KABUL, AFGHANISTAN - Saturday’s parliamentary election in the southern Afghan province of Kandahar will be delayed a week after the assassination of one of the country’s most powerful security chiefs dealt a stunning blow to the Western-backed government.
General Abdul Raziq, the Kandahar police commander, was killed outside the provincial governor’s office Thursday, when a bodyguard opened fire on a group of officials as they left a meeting with General Scott Miller, the commander of U.S. and NATO forces in Afghanistan.
Miller was not injured but the regional intelligence agency commander was killed and the provincial governor severely wounded, decimating the leadership of one of the country’s most strategically important provinces.
Although nominally a provincial police chief, Raziq was one of the most powerful political figures in Afghanistan and a formidable opponent of the Taliban, with unchallenged authority across the volatile south of the country.
The decision to suspend the vote in Kandahar province was taken over the objections of some officials who warned that any delay would threaten the whole process and hand the Taliban a major propaganda victory.
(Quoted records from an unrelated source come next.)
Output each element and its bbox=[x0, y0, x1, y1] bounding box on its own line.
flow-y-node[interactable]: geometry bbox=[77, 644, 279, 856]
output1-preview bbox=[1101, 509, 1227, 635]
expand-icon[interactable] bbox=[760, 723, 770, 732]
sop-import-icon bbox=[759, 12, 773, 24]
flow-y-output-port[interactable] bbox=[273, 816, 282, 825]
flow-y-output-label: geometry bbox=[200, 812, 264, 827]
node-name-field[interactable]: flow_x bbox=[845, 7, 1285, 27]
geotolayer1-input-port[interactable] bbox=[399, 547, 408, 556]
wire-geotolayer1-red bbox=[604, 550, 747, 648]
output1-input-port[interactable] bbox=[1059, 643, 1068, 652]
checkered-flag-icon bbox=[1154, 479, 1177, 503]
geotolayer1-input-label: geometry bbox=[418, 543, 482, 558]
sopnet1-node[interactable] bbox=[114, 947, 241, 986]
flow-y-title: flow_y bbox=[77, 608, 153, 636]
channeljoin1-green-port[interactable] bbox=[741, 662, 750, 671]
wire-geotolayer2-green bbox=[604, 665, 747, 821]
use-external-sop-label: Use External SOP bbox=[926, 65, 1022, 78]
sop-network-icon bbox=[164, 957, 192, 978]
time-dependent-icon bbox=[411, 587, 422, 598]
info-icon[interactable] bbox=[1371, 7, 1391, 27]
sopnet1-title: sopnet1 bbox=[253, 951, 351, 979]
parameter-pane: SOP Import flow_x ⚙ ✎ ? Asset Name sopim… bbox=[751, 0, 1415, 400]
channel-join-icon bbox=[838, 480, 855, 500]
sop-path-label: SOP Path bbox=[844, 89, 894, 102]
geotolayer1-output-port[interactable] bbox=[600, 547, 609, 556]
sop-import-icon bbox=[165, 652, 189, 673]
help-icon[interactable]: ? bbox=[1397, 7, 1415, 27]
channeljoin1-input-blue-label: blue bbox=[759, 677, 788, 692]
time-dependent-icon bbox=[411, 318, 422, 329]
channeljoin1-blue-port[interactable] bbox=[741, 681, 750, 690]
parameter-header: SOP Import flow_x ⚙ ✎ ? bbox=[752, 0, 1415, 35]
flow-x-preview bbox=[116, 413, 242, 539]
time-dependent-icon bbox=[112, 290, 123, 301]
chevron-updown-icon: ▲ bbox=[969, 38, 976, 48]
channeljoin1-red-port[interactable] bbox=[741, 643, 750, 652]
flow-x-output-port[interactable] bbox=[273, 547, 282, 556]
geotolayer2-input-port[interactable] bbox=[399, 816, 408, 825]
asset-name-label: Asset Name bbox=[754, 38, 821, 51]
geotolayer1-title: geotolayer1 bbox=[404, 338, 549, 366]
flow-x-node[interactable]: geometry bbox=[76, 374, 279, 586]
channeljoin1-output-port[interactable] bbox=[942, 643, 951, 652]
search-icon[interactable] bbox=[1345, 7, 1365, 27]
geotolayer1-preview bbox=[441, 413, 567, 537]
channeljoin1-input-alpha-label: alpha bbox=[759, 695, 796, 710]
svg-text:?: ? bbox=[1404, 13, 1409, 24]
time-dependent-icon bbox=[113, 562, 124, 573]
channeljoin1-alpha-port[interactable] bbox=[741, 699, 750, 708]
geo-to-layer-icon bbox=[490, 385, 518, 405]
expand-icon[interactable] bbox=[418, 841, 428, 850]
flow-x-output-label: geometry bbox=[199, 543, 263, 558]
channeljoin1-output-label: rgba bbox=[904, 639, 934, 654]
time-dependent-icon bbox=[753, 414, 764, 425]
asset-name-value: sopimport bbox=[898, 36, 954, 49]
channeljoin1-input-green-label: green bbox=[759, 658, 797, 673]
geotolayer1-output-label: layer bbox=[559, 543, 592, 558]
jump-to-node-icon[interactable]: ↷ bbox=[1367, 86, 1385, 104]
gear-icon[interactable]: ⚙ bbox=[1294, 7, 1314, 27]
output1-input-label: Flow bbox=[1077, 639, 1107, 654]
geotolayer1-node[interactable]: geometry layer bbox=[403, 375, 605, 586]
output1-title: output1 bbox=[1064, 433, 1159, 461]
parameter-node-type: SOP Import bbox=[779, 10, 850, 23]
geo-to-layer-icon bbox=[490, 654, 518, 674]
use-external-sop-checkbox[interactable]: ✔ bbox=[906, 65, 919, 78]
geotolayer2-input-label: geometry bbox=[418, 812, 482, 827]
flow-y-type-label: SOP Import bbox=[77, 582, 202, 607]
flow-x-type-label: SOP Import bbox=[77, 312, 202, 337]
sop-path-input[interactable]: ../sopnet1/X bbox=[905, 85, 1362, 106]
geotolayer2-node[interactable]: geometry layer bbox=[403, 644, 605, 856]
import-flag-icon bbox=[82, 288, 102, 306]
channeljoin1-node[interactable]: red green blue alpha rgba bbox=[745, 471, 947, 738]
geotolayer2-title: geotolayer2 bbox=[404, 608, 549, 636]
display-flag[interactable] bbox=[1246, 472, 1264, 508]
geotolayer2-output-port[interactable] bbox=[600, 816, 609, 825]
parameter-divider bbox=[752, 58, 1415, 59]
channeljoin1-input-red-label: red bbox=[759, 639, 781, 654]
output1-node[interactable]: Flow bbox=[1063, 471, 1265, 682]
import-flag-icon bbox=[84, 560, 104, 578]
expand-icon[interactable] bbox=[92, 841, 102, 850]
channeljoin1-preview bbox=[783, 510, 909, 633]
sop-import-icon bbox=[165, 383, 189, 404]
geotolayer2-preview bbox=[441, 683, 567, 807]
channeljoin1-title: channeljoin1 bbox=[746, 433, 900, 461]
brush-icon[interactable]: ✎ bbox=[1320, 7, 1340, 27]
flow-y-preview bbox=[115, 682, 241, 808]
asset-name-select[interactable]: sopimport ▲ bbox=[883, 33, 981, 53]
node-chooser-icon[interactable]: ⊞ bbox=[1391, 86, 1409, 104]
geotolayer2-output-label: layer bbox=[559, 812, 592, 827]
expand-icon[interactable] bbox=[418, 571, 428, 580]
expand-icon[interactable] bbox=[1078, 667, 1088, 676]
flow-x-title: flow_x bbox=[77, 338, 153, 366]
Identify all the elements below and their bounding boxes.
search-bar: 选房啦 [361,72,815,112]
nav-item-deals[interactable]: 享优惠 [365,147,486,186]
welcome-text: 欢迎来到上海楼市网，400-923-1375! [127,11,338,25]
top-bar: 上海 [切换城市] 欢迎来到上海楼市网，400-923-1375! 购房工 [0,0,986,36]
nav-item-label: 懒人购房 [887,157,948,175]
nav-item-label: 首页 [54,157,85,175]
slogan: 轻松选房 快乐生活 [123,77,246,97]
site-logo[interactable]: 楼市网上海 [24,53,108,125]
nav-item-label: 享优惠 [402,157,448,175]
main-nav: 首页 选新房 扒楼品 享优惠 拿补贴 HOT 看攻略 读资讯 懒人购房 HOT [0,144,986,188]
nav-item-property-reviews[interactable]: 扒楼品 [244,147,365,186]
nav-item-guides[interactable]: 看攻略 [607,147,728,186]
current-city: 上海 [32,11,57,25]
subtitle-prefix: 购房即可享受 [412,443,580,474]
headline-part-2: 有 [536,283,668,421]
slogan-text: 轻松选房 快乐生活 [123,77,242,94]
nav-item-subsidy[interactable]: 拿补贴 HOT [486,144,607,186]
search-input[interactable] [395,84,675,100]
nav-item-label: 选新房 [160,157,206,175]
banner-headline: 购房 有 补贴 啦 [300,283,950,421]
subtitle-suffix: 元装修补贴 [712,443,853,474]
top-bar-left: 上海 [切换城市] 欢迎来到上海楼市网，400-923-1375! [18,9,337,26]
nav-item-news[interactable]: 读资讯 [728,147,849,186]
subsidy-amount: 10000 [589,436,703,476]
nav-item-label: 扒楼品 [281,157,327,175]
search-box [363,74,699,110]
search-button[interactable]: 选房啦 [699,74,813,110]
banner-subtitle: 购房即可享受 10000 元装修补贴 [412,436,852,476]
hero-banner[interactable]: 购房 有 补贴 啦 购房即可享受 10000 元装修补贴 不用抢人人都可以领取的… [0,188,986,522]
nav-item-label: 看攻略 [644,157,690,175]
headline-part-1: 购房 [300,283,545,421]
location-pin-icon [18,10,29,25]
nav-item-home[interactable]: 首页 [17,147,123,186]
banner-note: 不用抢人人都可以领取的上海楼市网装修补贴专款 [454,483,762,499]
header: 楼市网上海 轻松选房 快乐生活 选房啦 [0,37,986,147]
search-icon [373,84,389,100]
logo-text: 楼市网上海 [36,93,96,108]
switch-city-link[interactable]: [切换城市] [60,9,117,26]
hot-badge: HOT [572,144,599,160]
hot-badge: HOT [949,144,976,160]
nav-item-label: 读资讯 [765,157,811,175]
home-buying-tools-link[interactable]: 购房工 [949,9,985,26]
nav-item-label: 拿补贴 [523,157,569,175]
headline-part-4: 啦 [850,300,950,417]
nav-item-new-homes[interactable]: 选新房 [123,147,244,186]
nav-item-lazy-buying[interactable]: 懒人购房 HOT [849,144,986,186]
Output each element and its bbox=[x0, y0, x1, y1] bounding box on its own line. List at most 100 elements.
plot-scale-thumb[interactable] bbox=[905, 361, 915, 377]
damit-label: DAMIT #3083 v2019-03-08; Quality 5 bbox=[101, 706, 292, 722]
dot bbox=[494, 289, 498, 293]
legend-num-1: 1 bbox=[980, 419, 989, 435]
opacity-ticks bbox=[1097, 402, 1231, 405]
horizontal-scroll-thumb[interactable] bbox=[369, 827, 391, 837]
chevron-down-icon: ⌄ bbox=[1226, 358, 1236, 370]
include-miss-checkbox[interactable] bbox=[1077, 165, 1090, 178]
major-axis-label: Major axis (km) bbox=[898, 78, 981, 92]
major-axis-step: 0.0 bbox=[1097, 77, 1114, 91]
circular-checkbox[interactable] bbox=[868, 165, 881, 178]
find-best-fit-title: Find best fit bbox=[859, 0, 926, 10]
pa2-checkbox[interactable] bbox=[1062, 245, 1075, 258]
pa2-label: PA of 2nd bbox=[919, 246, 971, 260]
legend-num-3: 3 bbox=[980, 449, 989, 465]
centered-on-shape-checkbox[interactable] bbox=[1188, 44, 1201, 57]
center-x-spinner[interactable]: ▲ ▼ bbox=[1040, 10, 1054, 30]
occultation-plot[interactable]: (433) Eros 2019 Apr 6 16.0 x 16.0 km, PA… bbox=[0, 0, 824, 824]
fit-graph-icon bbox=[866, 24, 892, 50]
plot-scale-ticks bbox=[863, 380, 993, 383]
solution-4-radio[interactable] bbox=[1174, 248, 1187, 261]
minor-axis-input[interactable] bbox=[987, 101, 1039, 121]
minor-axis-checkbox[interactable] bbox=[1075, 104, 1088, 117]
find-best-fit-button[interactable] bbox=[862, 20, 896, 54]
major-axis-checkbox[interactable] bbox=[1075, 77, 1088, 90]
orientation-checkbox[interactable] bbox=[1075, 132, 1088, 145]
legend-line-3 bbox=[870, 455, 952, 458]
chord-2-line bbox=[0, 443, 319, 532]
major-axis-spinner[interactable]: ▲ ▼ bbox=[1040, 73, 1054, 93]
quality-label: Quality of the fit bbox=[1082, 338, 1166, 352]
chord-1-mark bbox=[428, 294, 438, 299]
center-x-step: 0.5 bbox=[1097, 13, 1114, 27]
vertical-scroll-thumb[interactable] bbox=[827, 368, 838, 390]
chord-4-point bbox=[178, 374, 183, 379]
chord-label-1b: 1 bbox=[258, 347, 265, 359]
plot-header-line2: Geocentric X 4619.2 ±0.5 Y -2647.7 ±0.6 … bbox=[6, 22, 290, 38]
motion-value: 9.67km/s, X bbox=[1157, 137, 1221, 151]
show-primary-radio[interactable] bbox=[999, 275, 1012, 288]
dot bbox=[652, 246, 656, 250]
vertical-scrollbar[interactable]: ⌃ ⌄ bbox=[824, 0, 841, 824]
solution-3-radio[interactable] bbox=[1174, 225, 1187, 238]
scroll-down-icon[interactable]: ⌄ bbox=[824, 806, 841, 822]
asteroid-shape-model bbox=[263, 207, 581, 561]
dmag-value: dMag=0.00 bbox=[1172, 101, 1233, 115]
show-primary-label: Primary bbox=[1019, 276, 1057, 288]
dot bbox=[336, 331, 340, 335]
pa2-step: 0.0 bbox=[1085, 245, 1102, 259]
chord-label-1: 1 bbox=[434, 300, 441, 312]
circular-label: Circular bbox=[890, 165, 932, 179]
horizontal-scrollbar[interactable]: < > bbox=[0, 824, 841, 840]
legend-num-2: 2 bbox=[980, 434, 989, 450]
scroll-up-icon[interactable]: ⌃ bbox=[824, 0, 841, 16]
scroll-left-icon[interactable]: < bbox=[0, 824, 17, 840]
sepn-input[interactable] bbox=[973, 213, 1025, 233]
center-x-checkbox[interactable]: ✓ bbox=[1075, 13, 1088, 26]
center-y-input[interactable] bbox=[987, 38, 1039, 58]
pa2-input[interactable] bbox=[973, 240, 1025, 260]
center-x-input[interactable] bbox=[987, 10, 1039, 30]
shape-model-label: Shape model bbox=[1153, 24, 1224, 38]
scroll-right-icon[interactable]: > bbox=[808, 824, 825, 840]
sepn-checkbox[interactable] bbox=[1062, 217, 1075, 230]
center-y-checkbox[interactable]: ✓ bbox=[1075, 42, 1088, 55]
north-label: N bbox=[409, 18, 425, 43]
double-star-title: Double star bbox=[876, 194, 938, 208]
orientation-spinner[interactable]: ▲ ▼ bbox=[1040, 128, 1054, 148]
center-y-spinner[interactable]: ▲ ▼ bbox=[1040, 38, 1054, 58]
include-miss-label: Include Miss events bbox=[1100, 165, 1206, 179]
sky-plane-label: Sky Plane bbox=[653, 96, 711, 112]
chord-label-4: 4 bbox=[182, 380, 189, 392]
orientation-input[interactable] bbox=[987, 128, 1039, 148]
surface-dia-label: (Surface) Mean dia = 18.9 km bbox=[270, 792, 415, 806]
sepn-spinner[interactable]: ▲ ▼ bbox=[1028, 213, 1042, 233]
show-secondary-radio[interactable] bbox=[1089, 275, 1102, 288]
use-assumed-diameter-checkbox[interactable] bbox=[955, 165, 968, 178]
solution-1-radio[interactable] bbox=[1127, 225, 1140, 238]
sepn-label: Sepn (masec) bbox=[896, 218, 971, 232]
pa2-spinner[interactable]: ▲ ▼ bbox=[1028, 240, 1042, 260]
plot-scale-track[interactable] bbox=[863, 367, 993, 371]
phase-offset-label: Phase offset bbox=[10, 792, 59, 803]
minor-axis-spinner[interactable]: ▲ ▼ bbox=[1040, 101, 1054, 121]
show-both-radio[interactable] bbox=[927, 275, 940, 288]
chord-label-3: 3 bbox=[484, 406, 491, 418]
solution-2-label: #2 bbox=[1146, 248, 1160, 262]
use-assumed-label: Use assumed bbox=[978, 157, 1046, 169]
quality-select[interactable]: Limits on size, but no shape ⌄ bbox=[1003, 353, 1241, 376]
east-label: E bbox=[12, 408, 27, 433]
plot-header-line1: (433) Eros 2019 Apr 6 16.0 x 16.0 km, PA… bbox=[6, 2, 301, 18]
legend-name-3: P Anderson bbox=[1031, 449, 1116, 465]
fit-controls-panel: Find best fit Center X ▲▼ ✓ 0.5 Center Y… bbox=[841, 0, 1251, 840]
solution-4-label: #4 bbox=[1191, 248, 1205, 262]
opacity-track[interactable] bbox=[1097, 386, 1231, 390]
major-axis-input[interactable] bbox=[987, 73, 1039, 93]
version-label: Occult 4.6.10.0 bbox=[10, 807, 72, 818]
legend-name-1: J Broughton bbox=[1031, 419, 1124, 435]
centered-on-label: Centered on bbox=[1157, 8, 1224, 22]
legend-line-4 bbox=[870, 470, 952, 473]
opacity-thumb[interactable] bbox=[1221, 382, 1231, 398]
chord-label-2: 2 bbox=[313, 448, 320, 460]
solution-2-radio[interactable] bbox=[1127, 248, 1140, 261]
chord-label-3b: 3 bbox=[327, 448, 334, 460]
Saturday’s election had been seen as a major test of the government’s credibility and ability to organize a nationwide ballot ahead of the more important presidential election next April.
But the shock of Raziq’s death meant the people of Kandahar were “morally not ready to vote,” Hafizullah Hashimi, spokesman of the Independent Election Commission, said.
The Taliban issued a fresh warning not to take part in the election Friday, telling people to stay at home and saying it would shut down roads and would be “closely monitoring all developments.”
The United Nations Assistance Mission in Afghanistan (UNAMA) issued a statement of its own expressing concern at Taliban statements pledging attacks on schools and other buildings used as polling centers.
“UNAMA urges the Taliban to respect and protect civilians and not to threaten them or carry out violence should they engage in their constitutional right to participate in elections,” it said.
On top of the mounting security concerns, the elections were already dogged by serious technical and organizational problems, notably around the use of untested biometric voter verification equipment rushed in after allegations of widespread voter fraud.
U.S. Defense Secretary Jim Mattis said it was too soon to say what effect Raziq’s death would have but added that the U.S. military’s mission was unaltered.
“We need to find who’s done this,” Mattis told reporters travelling with him in the southeast Asian city-state of Singapore. “But right now, we are going toward the election and we will continue to defend the Afghan people.”
It was unclear how the attack would affect moves towards a peace process, following a meeting last week of Taliban officials and the U.S. special envoy, Zalmay Khalilzad, but it complicates an already difficult situation.
“You’re going to start asking questions about, ‘Well, how trustworthy are they? What influence do they really have?’“ said one former Defense Department official who left the Pentagon recently, referring to the Taliban.
Mattis was cautious about whether the Thursday attack could hit voter turnout but said the U.S. aim of finding a negotiated, Afghan-led political solution to the conflict was unchanged.
“We remain absolutely committed to an Afghan-led Afghan reconciliation,” he said.